Something I've consistently praised The Twelve Kingdoms for is its depth of character writing. While not perfect, the show puts in a lot of effort to give as many of its cast as possible relatable human motivations, explaining and exploring what makes them tick and how their actions reflect their inner selves. That's not, however, to say it makes every character likable, as has become very clear through two-thirds of our storylines this arc. Youko has already had her most pivotal character arc, and having internalized a desire for self-improvement we largely see her trying to learn what the best way of queenship for her is. Sure there's intrigue about possible insurrection and assassination, but her story is mostly about filling in the gaps in her knowledge about Kei as a nation and eventually deciding what kind of kingdom she wants to create. That could easily turn boring, but so far it's been a charming way to continue her story while also explaining the finer details of this world's society and history, plus it's just nice to have one person with power in this show behave responsibly.
Because boy are there a lot of bad leaders to go around in these kingdoms, even the ones who haven't invoked magic plague from the heavens. We already knew about the whole mess in Hou, the ongoing crisis in Kou, and the catastrophe going on in Tai with Taiki's absence, but we also learn that the apparently thriving millenia-long rule of Ryuu is on shaky ground too, with a corrupt justice system posing as the most “lawful” of the kingdoms. There's also Queen Kyou, whose rule seems to be stable enough, but her teaching instincts could use a lot of work. Taking it upon herself to humble former-princess Gyokuyo, she assigns her as a palace servant to teach her the value and dignity of hard work. But as it turns out, taking a formerly privileged royal desperate to recapture her former glory and constantly taunting her with the treasures and elegance of divine royalty isn't a very effective method. True to itself, The Twelve Kingdoms gives Kyou enough nuance about it – she believes that the luxuries of royalty are earned by taking on the responsibility of a ruler, and anyone who covets the former without embracing the latter isn't worthy of either. It's not a bad lesson, but Gyokuyo is absolutely not in the headspace to internalize something like that.
Which is why she steals a sackful of royal treasures and skedaddles, planning to eventually make her way to Kei and...I guess replace Youko on the throne somehow? It's not a great plan, but Gyokuyo is a pampered and sheltered child despite technically being over 30 years old, so it makes sense she'd pull the equivalent of a kid packing up their toys and “running away” to the end of the street. She almost immediately gets captured in Ryuu, but not before having a run-in with everyone's favorite rat baby Rakushun! And then she tries to frame him for her theft. Remember what I said about not everyone being likable? Through bribery she manages to get out, and the ever-patient Rakushun takes the initiative to lay down some hard truths on her.
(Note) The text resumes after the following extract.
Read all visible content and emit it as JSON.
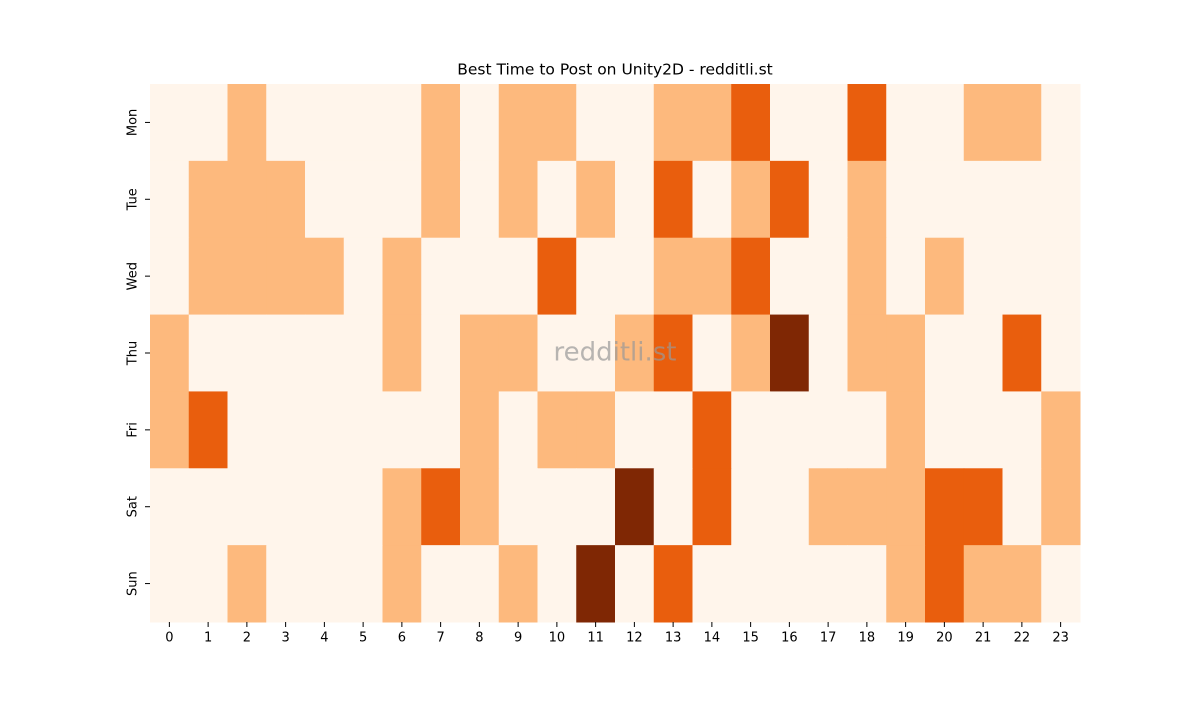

Whether it's her “fault” or not, Gyokuyo was a princess who knew nothing about her own people, and so long as she looks down on those of lesser wealth or glory, she's going to keep making people hate her. If she wants the prestige of power, she needs to earn it. Our tritagonist still isn't ready to face that just yet, but from how she reacts to our calm mouseketeer's rebuffing it seems like something's finally managed to breech her armor.
Suzu also has some issues to contend with, though hers are a lot thornier. After briefly being threatened by Asano, she boards a ship and continues her way to Kou. There she meets an ailing orphan boy named Seishuu and tries to out-misery him in a painful display of self-pity. Don't get me wrong: Suzu has been through the ringer and if she wants to have a good cry over it that's her place, but the combination of her circumstances and struggles has left her with a complex where she interprets any kindness as setup for betrayal, and is nearly incapable of recognizing the suffering of Kingdom natives. Even as she learns about Seishuu losing both his parents and being forced to flee his home, she keeps trying to one-up him to find a reason why he should feel sorry for her instead of trying to empathize. While obviously not a great look, it's an extremely human cycle to get trapped in. Suzu's been abused and abandoned so much that she's convinced herself she's the wretch of the world, and the only sympathy she can expect is pity. Thankfully some harsh words from Seishuu seem to be helping her turn around, but it's likely to be a long road to getting out of this kind of hole.
Especially since Seishuu gets run over by the corrupt lord of Wa Province almost immediately after they arrive in Kei. It really does keep coming back to the awful people in charge, doesn't it? And let me tell ya, it sure is awkward to be writing this while a sitting Attorney General is currently being investigated for a deadly hit-and-run. But that kind of hitting close to home is what helps ground The Twelve Kingdoms' loftier themes of leadership and power, and I suspect it won't be the last time this arc rings more true than is comfortable.